Saturday, October 09, 2010

Memory Conversion

I was tasked with converting a number of old high school-era videos into some kind of digital format, with the obvious choice being DVD. It doesn't matter what you choose, however, because the purpose is the same: preservation. Being the procrastinator that I am, I am just now getting around to it, and there are moments of course, that the goal of preservation becomes questionable.

Do you just leave these memories alone? The mind has already constructed them in detail of it choosing, suppressing the bad, enhancing the good and scrubbing the ugly. A video camera preserves, without judgement and objectively, your memories for you. Watching them can take an emotional toll.

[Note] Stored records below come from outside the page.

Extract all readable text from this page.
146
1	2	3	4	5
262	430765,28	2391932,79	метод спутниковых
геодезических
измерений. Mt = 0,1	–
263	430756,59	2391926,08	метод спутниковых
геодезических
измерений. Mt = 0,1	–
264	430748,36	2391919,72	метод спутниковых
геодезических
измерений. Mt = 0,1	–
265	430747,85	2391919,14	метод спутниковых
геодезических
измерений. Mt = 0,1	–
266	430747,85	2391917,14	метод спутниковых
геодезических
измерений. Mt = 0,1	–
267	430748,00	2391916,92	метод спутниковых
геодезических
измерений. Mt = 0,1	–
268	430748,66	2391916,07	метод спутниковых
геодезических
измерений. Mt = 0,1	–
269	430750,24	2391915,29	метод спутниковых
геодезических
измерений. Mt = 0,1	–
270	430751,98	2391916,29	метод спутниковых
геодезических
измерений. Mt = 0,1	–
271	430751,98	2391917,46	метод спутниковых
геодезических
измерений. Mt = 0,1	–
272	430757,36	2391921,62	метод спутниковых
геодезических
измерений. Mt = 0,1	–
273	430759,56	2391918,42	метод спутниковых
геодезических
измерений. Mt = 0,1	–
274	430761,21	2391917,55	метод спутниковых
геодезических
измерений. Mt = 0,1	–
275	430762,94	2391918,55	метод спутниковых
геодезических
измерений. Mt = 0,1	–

But there are good moments; seeing a group of friends driving in a car you once loved, seeing the fashions (and how they haven't changed that much for some) and laughing at some of the ridiculous things we used to do. And of course, the bad: cringing whenever you see or hear yourself and dreading those embarrassing moments. In order to do this sort of project, you must be willing to step back and realize: what's done is done, you were who you were and you're a better person for it now. Or whatever helps you sleep at night, your call.

Right now I'm just doing the analog to digital conversion; this process is done in real time of course, and for my setup, I do not have any sound. This, I know right now, is a good thing. Later on, the video must be de-interlaced and converted to something a little more practical for casual viewing, at which point I'll probably have a little more insight into what I've witnessed.